Kinases remain one of the major attractive therapeutic targets for a large number of
indications such as cancer, rheumatoid arthritis, cardiac failure and many others. Design and
development of kinase inhibitors (ATP-competitive, allosteric or covalent) is a clinically validated and
successful strategy in the pharmaceutical industry. The perks come with limitations, particularly the
development of resistance to highly potent and selective inhibitors. When this happens, the cycle needs
to be repeated, i.e., the design and development of kinase inhibitors active against the mutated forms.
The complexity of tumor milieu makes it awfully difficult for these molecularly-targeted therapies to
work. Every year newer and better versions of these agents are introduced in the clinic. Several
computational approaches such as structure-, ligand-based or hybrid ones continue to live up to their
potential in discovering novel kinase inhibitors. New schools of thought in this area continue to emerge,
e.g., development of dual-target kinase inhibitors. But there are fundamental issues with this approach. It
is indeed difficult to selectively optimize binding at two entirely different or related kinases. In addition
to the conventional strategies, modern technologies (machine learning, deep learning, artificial
intelligence, etc.) started yielding the results and building success stories. Computational tools
invariably played a critical role in catalysing the phenomenal progress in kinase drug discovery field.

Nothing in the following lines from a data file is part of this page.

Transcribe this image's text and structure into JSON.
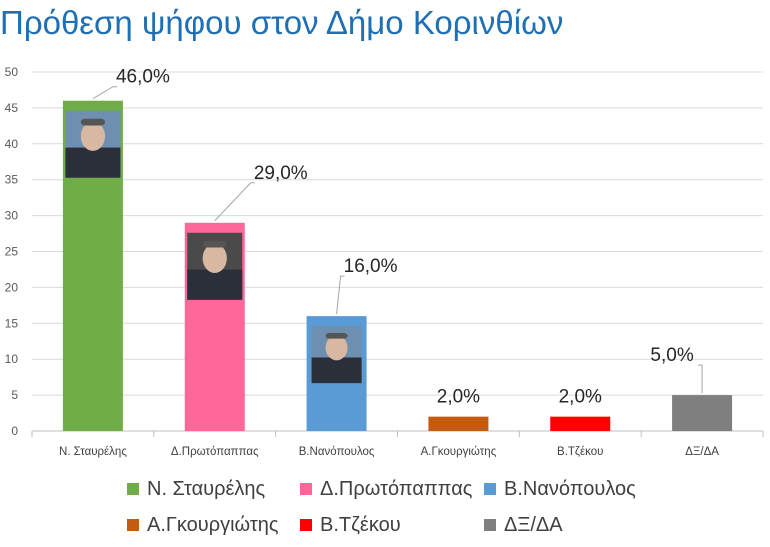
{
  "chart_data": {
    "type": "bar",
    "title": "Πρόθεση ψήφου στον Δήμο Κορινθίων",
    "categories": [
      "Ν. Σταυρέλης",
      "Δ.Πρωτόπαππας",
      "Β.Νανόπουλος",
      "Α.Γκουργιώτης",
      "Β.Τζέκου",
      "ΔΞ/ΔΑ"
    ],
    "values": [
      46.0,
      29.0,
      16.0,
      2.0,
      2.0,
      5.0
    ],
    "data_labels": [
      "46,0%",
      "29,0%",
      "16,0%",
      "2,0%",
      "2,0%",
      "5,0%"
    ],
    "colors": [
      "#70ad47",
      "#ff6699",
      "#5b9bd5",
      "#c55a11",
      "#ff0000",
      "#7f7f7f"
    ],
    "ylim": [
      0,
      50
    ],
    "y_ticks": [
      "0",
      "5",
      "10",
      "15",
      "20",
      "25",
      "30",
      "35",
      "40",
      "45",
      "50"
    ],
    "grid": true,
    "legend_position": "bottom",
    "legend": [
      "Ν. Σταυρέλης",
      "Δ.Πρωτόπαππας",
      "Β.Νανόπουλος",
      "Α.Γκουργιώτης",
      "Β.Τζέκου",
      "ΔΞ/ΔΑ"
    ],
    "bar_images": [
      "portrait-photo",
      "portrait-photo",
      "portrait-photo",
      null,
      null,
      null
    ]
  }
}
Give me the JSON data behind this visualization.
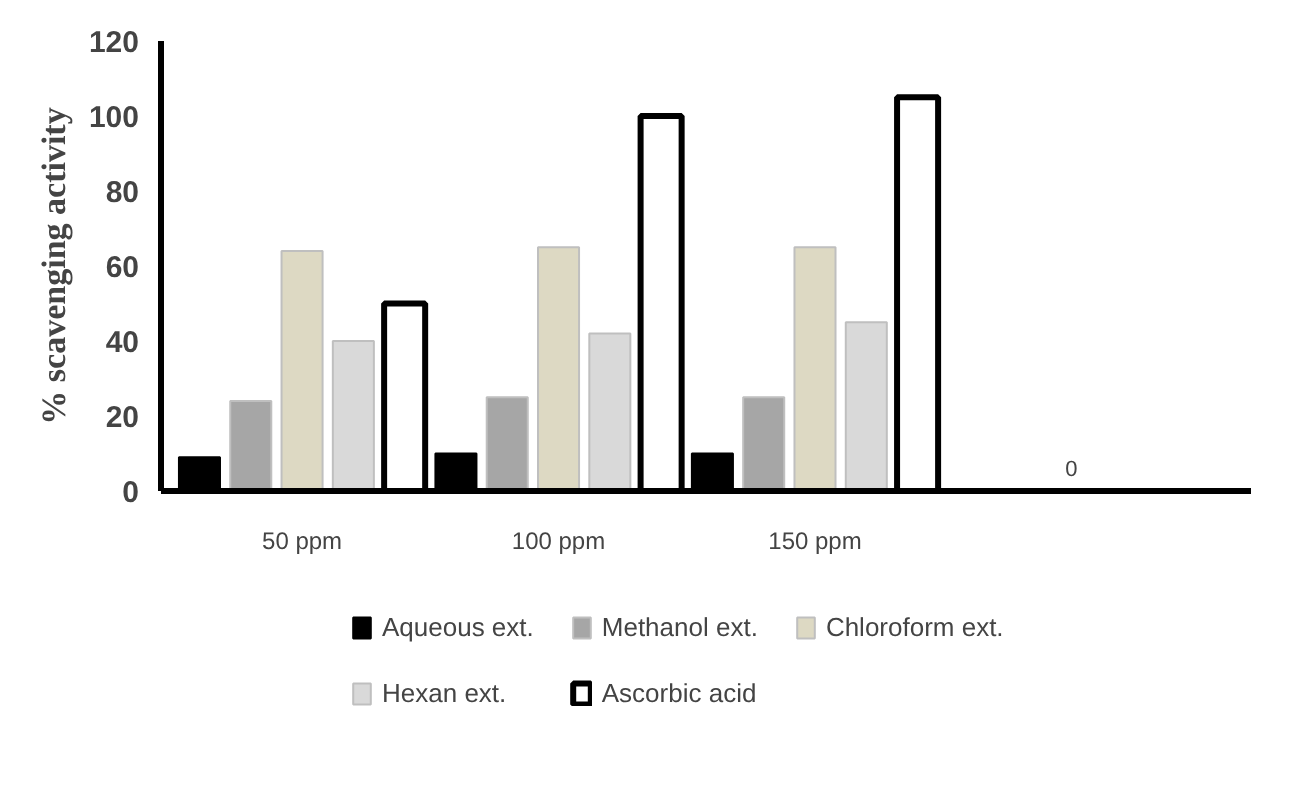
{
  "chart_data": {
    "type": "bar",
    "ylabel": "% scavenging activity",
    "categories": [
      "50 ppm",
      "100 ppm",
      "150 ppm",
      null
    ],
    "series": [
      {
        "name": "Aqueous ext.",
        "color": "#000000",
        "values": [
          9,
          10,
          10,
          null
        ]
      },
      {
        "name": "Methanol ext.",
        "color": "#a6a6a6",
        "values": [
          24,
          25,
          25,
          null
        ]
      },
      {
        "name": "Chloroform ext.",
        "color": "#ddd9c3",
        "values": [
          64,
          65,
          65,
          null
        ]
      },
      {
        "name": "Hexan ext.",
        "color": "#d9d9d9",
        "values": [
          40,
          42,
          45,
          null
        ]
      },
      {
        "name": "Ascorbic acid",
        "color": "#ffffff",
        "values": [
          50,
          100,
          105,
          null
        ]
      }
    ],
    "ylim": [
      0,
      120
    ],
    "yticks": [
      0,
      20,
      40,
      60,
      80,
      100,
      120
    ],
    "annotations": [
      "0"
    ],
    "grid": false,
    "legend": "bottom"
  }
}
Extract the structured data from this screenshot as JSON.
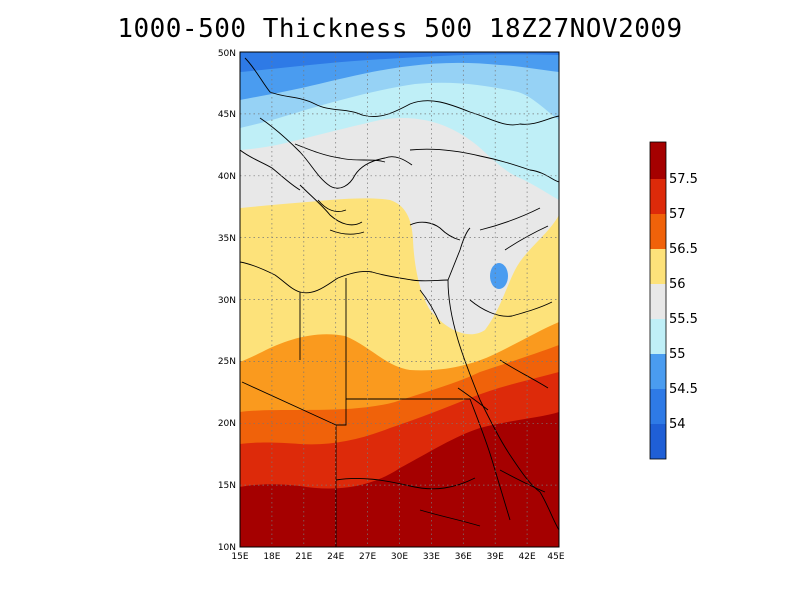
{
  "title": "1000-500 Thickness 500 18Z27NOV2009",
  "lon_ticks": [
    "15E",
    "18E",
    "21E",
    "24E",
    "27E",
    "30E",
    "33E",
    "36E",
    "39E",
    "42E",
    "45E"
  ],
  "lat_ticks": [
    "10N",
    "15N",
    "20N",
    "25N",
    "30N",
    "35N",
    "40N",
    "45N",
    "50N"
  ],
  "colorbar": {
    "labels": [
      "54",
      "54.5",
      "55",
      "55.5",
      "56",
      "56.5",
      "57",
      "57.5"
    ],
    "colors": [
      "#1f5fd6",
      "#2e7ae6",
      "#4a9cf0",
      "#96d2f5",
      "#bfeff7",
      "#e8e8e8",
      "#fde27a",
      "#fa9a1e",
      "#f0620a",
      "#dd2a0a",
      "#a50000"
    ]
  },
  "chart_data": {
    "type": "heatmap",
    "title": "1000-500 Thickness 500 18Z27NOV2009",
    "xlim": [
      15,
      45
    ],
    "ylim": [
      10,
      50
    ],
    "contour_levels": [
      54,
      54.5,
      55,
      55.5,
      56,
      56.5,
      57,
      57.5
    ]
  }
}
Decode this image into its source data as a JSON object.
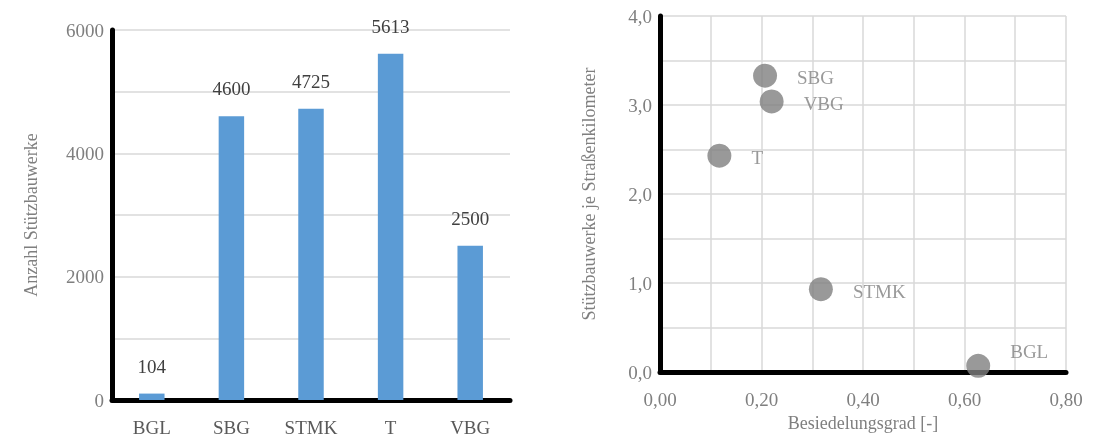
{
  "chart_data": [
    {
      "type": "bar",
      "ylabel": "Anzahl Stützbauwerke",
      "categories": [
        "BGL",
        "SBG",
        "STMK",
        "T",
        "VBG"
      ],
      "values": [
        104,
        4600,
        4725,
        5613,
        2500
      ],
      "color": "#5b9bd5",
      "data_labels": true,
      "ylim": [
        0,
        6000
      ],
      "yticks": [
        0,
        {
          "value": 1000,
          "label": null
        },
        2000,
        {
          "value": 3000,
          "label": null
        },
        4000,
        {
          "value": 5000,
          "label": null
        },
        6000
      ],
      "grid": "y"
    },
    {
      "type": "scatter",
      "xlabel": "Besiedelungsgrad [-]",
      "ylabel": "Stützbauwerke je Straßenkilometer",
      "x": [
        0.207,
        0.22,
        0.117,
        0.317,
        0.627
      ],
      "values": [
        3.33,
        3.04,
        2.43,
        0.93,
        0.07
      ],
      "color": "#808080",
      "marker": "circle",
      "grid": true,
      "xlim": [
        0,
        0.8
      ],
      "xticks": [
        {
          "value": 0,
          "label": "0,00"
        },
        {
          "value": 0.1,
          "label": null
        },
        {
          "value": 0.2,
          "label": "0,20"
        },
        {
          "value": 0.3,
          "label": null
        },
        {
          "value": 0.4,
          "label": "0,40"
        },
        {
          "value": 0.5,
          "label": null
        },
        {
          "value": 0.6,
          "label": "0,60"
        },
        {
          "value": 0.7,
          "label": null
        },
        {
          "value": 0.8,
          "label": "0,80"
        }
      ],
      "ylim": [
        0,
        4
      ],
      "yticks": [
        {
          "value": 0,
          "label": "0,0"
        },
        {
          "value": 0.5,
          "label": null
        },
        {
          "value": 1,
          "label": "1,0"
        },
        {
          "value": 1.5,
          "label": null
        },
        {
          "value": 2,
          "label": "2,0"
        },
        {
          "value": 2.5,
          "label": null
        },
        {
          "value": 3,
          "label": "3,0"
        },
        {
          "value": 3.5,
          "label": null
        },
        {
          "value": 4,
          "label": "4,0"
        }
      ],
      "annotations": [
        {
          "text": "SBG",
          "x": 0.207,
          "y": 3.33
        },
        {
          "text": "VBG",
          "x": 0.22,
          "y": 3.04
        },
        {
          "text": "T",
          "x": 0.117,
          "y": 2.43
        },
        {
          "text": "STMK",
          "x": 0.317,
          "y": 0.93
        },
        {
          "text": "BGL",
          "x": 0.627,
          "y": 0.07
        }
      ]
    }
  ]
}
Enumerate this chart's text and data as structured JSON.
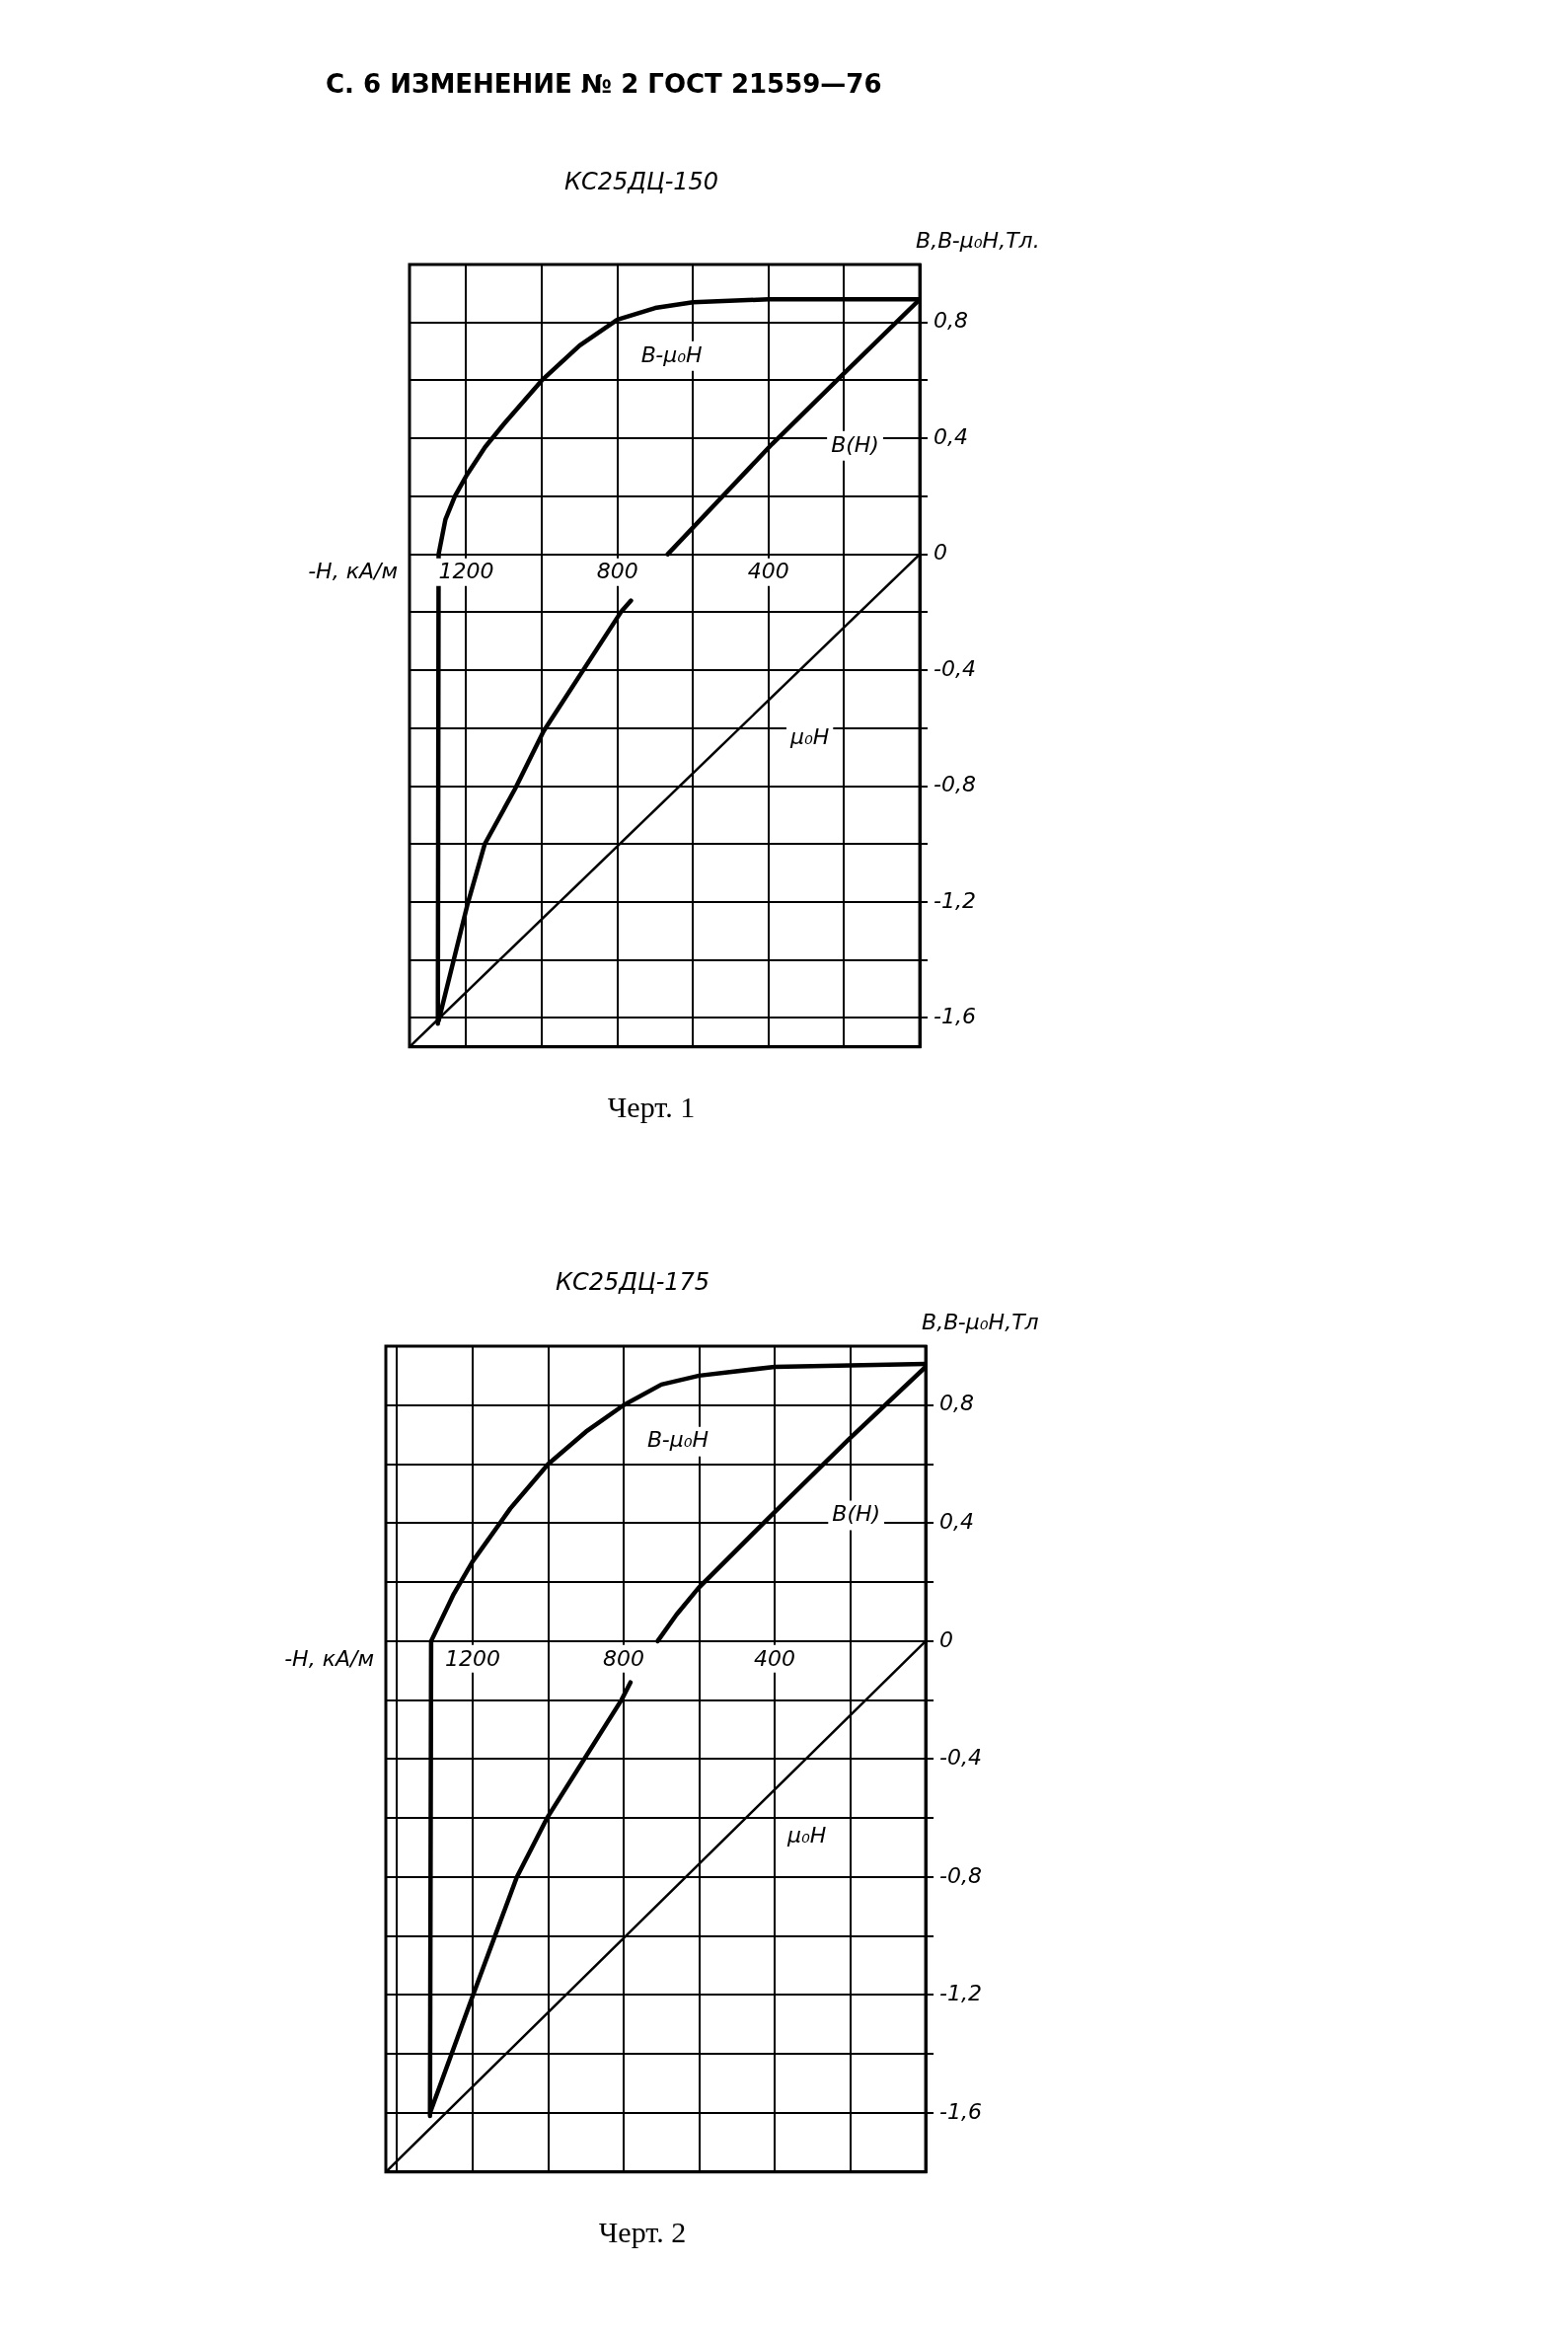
{
  "chart_data": [
    {
      "type": "line",
      "title": "КС25ДЦ-150",
      "xlabel": "-H, кА/м",
      "ylabel": "B,B-μ₀H,Тл.",
      "annotations": [
        "С. 6 ИЗМЕНЕНИЕ № 2 ГОСТ 21559—76",
        "Черт. 1"
      ],
      "xlim": [
        1350,
        0
      ],
      "ylim": [
        -1.7,
        1.0
      ],
      "xticks": [
        {
          "value": 0,
          "label": null
        },
        {
          "value": 200,
          "label": null
        },
        400,
        {
          "value": 600,
          "label": null
        },
        800,
        {
          "value": 1000,
          "label": null
        },
        1200
      ],
      "yticks": [
        {
          "value": -1.6,
          "label": "-1,6"
        },
        {
          "value": -1.4,
          "label": null
        },
        {
          "value": -1.2,
          "label": "-1,2"
        },
        {
          "value": -1.0,
          "label": null
        },
        {
          "value": -0.8,
          "label": "-0,8"
        },
        {
          "value": -0.6,
          "label": null
        },
        {
          "value": -0.4,
          "label": "-0,4"
        },
        {
          "value": -0.2,
          "label": null
        },
        0,
        {
          "value": 0.2,
          "label": null
        },
        {
          "value": 0.4,
          "label": "0,4"
        },
        {
          "value": 0.6,
          "label": null
        },
        {
          "value": 0.8,
          "label": "0,8"
        }
      ],
      "grid": true,
      "legend": false,
      "marker": "none",
      "line_style": "solid",
      "series": [
        {
          "name": "B-μ₀H",
          "color": "#000000",
          "x": [
            0,
            400,
            600,
            700,
            800,
            900,
            1000,
            1100,
            1150,
            1200,
            1230,
            1255,
            1273,
            1275
          ],
          "values": [
            0.88,
            0.88,
            0.87,
            0.85,
            0.81,
            0.72,
            0.6,
            0.45,
            0.37,
            0.27,
            0.2,
            0.12,
            0,
            -1.62
          ]
        },
        {
          "name": "B(H)",
          "color": "#000000",
          "x": [
            0,
            204,
            391,
            667,
            null,
            764,
            791,
            995,
            1071,
            1151,
            1197,
            1273
          ],
          "values": [
            0.88,
            0.62,
            0.38,
            0,
            null,
            -0.16,
            -0.2,
            -0.61,
            -0.81,
            -1.0,
            -1.21,
            -1.61
          ]
        },
        {
          "name": "μ₀H",
          "color": "#000000",
          "x": [
            0,
            1350
          ],
          "values": [
            0,
            -1.7
          ]
        }
      ]
    },
    {
      "type": "line",
      "title": "КС25ДЦ-175",
      "xlabel": "-H, кА/м",
      "ylabel": "B,B-μ₀H,Тл",
      "annotations": [
        "Черт. 2"
      ],
      "xlim": [
        1430,
        0
      ],
      "ylim": [
        -1.8,
        1.0
      ],
      "xticks": [
        {
          "value": 0,
          "label": null
        },
        {
          "value": 200,
          "label": null
        },
        400,
        {
          "value": 600,
          "label": null
        },
        800,
        {
          "value": 1000,
          "label": null
        },
        1200,
        {
          "value": 1400,
          "label": null
        }
      ],
      "yticks": [
        {
          "value": -1.6,
          "label": "-1,6"
        },
        {
          "value": -1.4,
          "label": null
        },
        {
          "value": -1.2,
          "label": "-1,2"
        },
        {
          "value": -1.0,
          "label": null
        },
        {
          "value": -0.8,
          "label": "-0,8"
        },
        {
          "value": -0.6,
          "label": null
        },
        {
          "value": -0.4,
          "label": "-0,4"
        },
        {
          "value": -0.2,
          "label": null
        },
        0,
        {
          "value": 0.2,
          "label": null
        },
        {
          "value": 0.4,
          "label": "0,4"
        },
        {
          "value": 0.6,
          "label": null
        },
        {
          "value": 0.8,
          "label": "0,8"
        }
      ],
      "grid": true,
      "legend": false,
      "marker": "none",
      "line_style": "solid",
      "series": [
        {
          "name": "B-μ₀H",
          "color": "#000000",
          "x": [
            0,
            400,
            600,
            700,
            800,
            900,
            1000,
            1100,
            1200,
            1250,
            1310,
            1313
          ],
          "values": [
            0.94,
            0.93,
            0.9,
            0.87,
            0.8,
            0.71,
            0.6,
            0.45,
            0.27,
            0.16,
            0,
            -1.61
          ]
        },
        {
          "name": "B(H)",
          "color": "#000000",
          "x": [
            0,
            207,
            414,
            602,
            660,
            710,
            null,
            782,
            806,
            1003,
            1083,
            1199,
            1313
          ],
          "values": [
            0.93,
            0.68,
            0.42,
            0.18,
            0.09,
            0,
            null,
            -0.14,
            -0.2,
            -0.6,
            -0.8,
            -1.2,
            -1.6
          ]
        },
        {
          "name": "μ₀H",
          "color": "#000000",
          "x": [
            0,
            1430
          ],
          "values": [
            0,
            -1.8
          ]
        }
      ]
    }
  ]
}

The present review summarized the progress in utilizing computational methods and tools for
discovering (mutant-)selective tyrosine kinase inhibitor drugs in the last three years (2017-2019).
Representative investigations have been discussed, while others are merely listed. The author believes
that the enthusiastic reader will be inspired to dig out the cited literature extensively to appreciate the
progress made so far and the future prospects of the field.